If you purchase a resale home in Toronto, the concept of "development charges" does not apply to you. But if you are purchasing a brand-new, pre-construction condo or townhome, it is the single most dangerous line item on your closing statement.
What are Development Charges?
The City of Toronto (and surrounding GTA municipalities) charges developers massive fees to offset the infrastructure strain of a new building. A 50-story condo means the city needs more sewer capacity, wider roads, and deeper transit integration. Rather than raising property taxes on existing residents, the city charges the developer.
The Developer's Pivot
Developers are not in the business of absorbing multi-million dollar tax hikes. Buried in the fine print of almost every pre-construction Agreement of Purchase and Sale is a clause stating that the buyer assumes all "adjustments" regarding development charges and municipal levies.
The Mathematical Threat
In 2026, the City of Toronto development charge for a 1-bedroom condo sits effectively around $55,000. If the developer built that cost into your $650,000 purchase price, you are safe.

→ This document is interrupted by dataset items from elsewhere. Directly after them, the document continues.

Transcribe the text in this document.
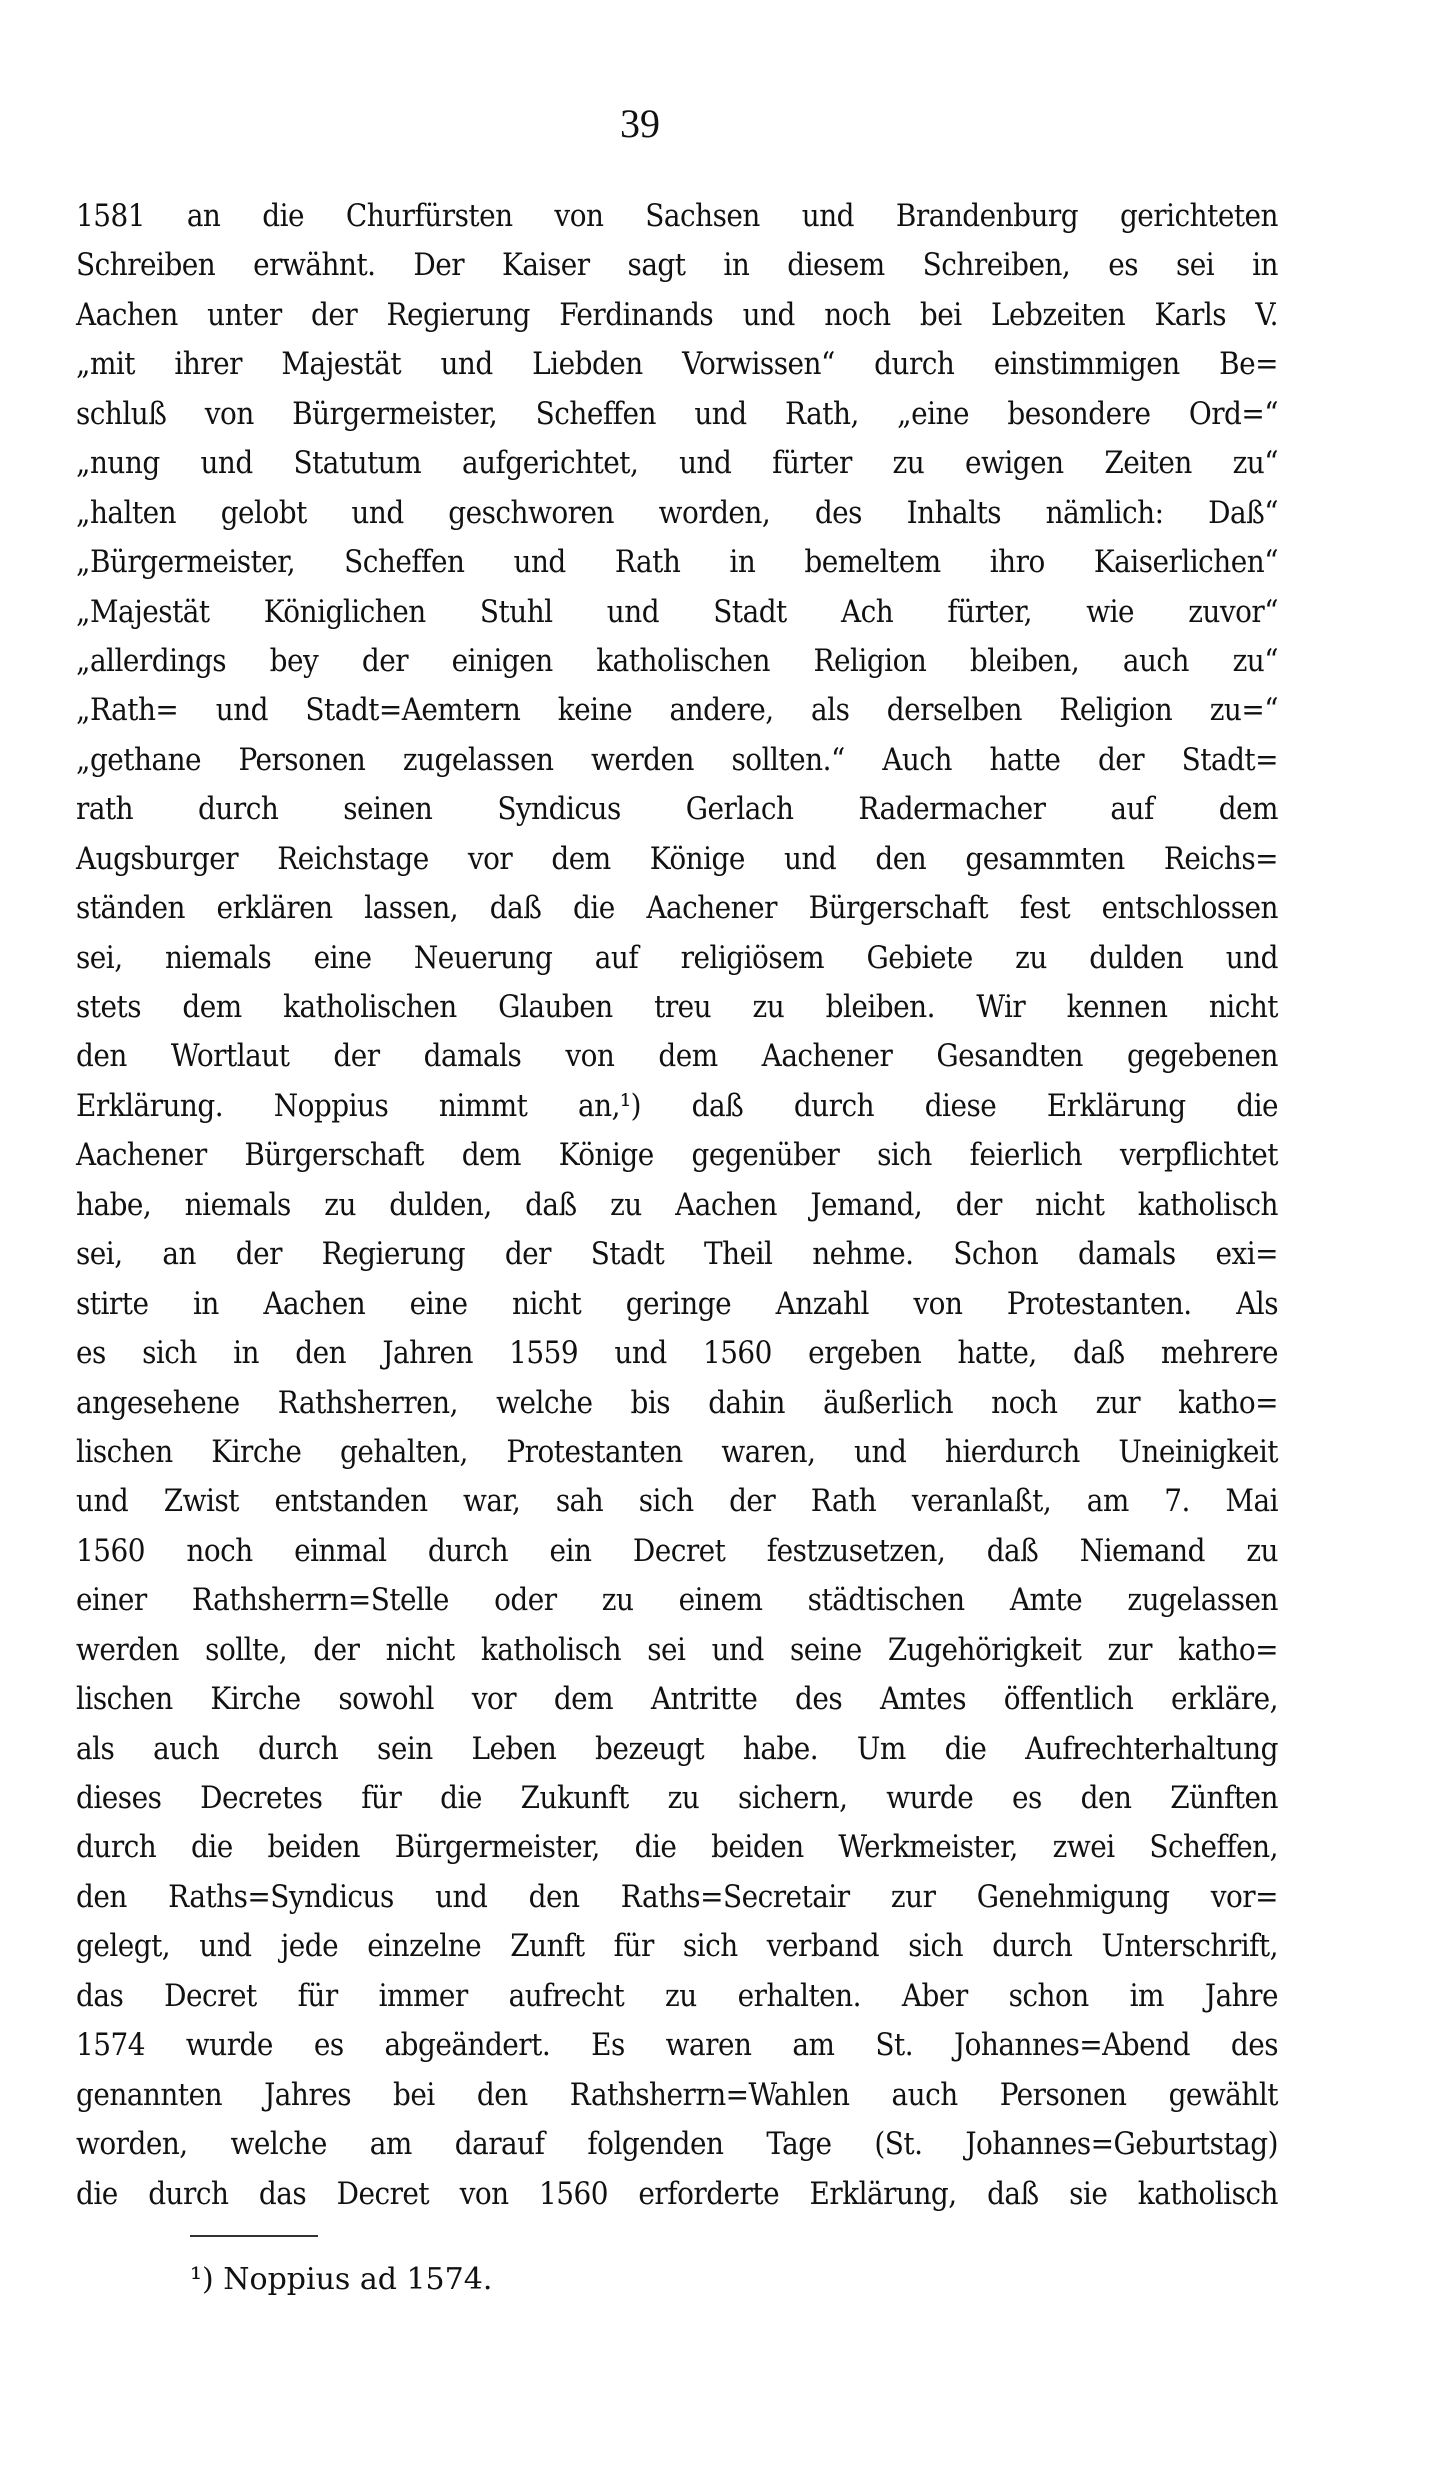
39
1581 an die Churfürsten von Sachsen und Brandenburg gerichteten
Schreiben erwähnt. Der Kaiser sagt in diesem Schreiben, es sei in
Aachen unter der Regierung Ferdinands und noch bei Lebzeiten Karls V.
„mit ihrer Majestät und Liebden Vorwissen“ durch einstimmigen Be=
schluß von Bürgermeister, Scheffen und Rath, „eine besondere Ord=“
„nung und Statutum aufgerichtet, und fürter zu ewigen Zeiten zu“
„halten gelobt und geschworen worden, des Inhalts nämlich: Daß“
„Bürgermeister, Scheffen und Rath in bemeltem ihro Kaiserlichen“
„Majestät Königlichen Stuhl und Stadt Ach fürter, wie zuvor“
„allerdings bey der einigen katholischen Religion bleiben, auch zu“
„Rath= und Stadt=Aemtern keine andere, als derselben Religion zu=“
„gethane Personen zugelassen werden sollten.“ Auch hatte der Stadt=
rath durch seinen Syndicus Gerlach Radermacher auf dem
Augsburger Reichstage vor dem Könige und den gesammten Reichs=
ständen erklären lassen, daß die Aachener Bürgerschaft fest entschlossen
sei, niemals eine Neuerung auf religiösem Gebiete zu dulden und
stets dem katholischen Glauben treu zu bleiben. Wir kennen nicht
den Wortlaut der damals von dem Aachener Gesandten gegebenen
Erklärung. Noppius nimmt an,¹) daß durch diese Erklärung die
Aachener Bürgerschaft dem Könige gegenüber sich feierlich verpflichtet
habe, niemals zu dulden, daß zu Aachen Jemand, der nicht katholisch
sei, an der Regierung der Stadt Theil nehme. Schon damals exi=
stirte in Aachen eine nicht geringe Anzahl von Protestanten. Als
es sich in den Jahren 1559 und 1560 ergeben hatte, daß mehrere
angesehene Rathsherren, welche bis dahin äußerlich noch zur katho=
lischen Kirche gehalten, Protestanten waren, und hierdurch Uneinigkeit
und Zwist entstanden war, sah sich der Rath veranlaßt, am 7. Mai
1560 noch einmal durch ein Decret festzusetzen, daß Niemand zu
einer Rathsherrn=Stelle oder zu einem städtischen Amte zugelassen
werden sollte, der nicht katholisch sei und seine Zugehörigkeit zur katho=
lischen Kirche sowohl vor dem Antritte des Amtes öffentlich erkläre,
als auch durch sein Leben bezeugt habe. Um die Aufrechterhaltung
dieses Decretes für die Zukunft zu sichern, wurde es den Zünften
durch die beiden Bürgermeister, die beiden Werkmeister, zwei Scheffen,
den Raths=Syndicus und den Raths=Secretair zur Genehmigung vor=
gelegt, und jede einzelne Zunft für sich verband sich durch Unterschrift,
das Decret für immer aufrecht zu erhalten. Aber schon im Jahre
1574 wurde es abgeändert. Es waren am St. Johannes=Abend des
genannten Jahres bei den Rathsherrn=Wahlen auch Personen gewählt
worden, welche am darauf folgenden Tage (St. Johannes=Geburtstag)
die durch das Decret von 1560 erforderte Erklärung, daß sie katholisch
¹) Noppius ad 1574.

But if they didn't—and they left the clause open—you could be hit with a $55,000 invoice on the day you pick up your keys. Use our Levies Estimator to check your exact city.
How to Defend Yourself
You cannot eliminate these charges, but your lawyer can cap them. During your 10-day cooling-off period, your lawyer will strike the open-ended clause and negotiate a firm ceiling—typically between $10,000 and $15,000 for a 1-bedroom unit in the GTA. If the actual municipal charge ends up being $55,000, you only pay your $10,000 cap, and the developer absorbs the remaining $45,000.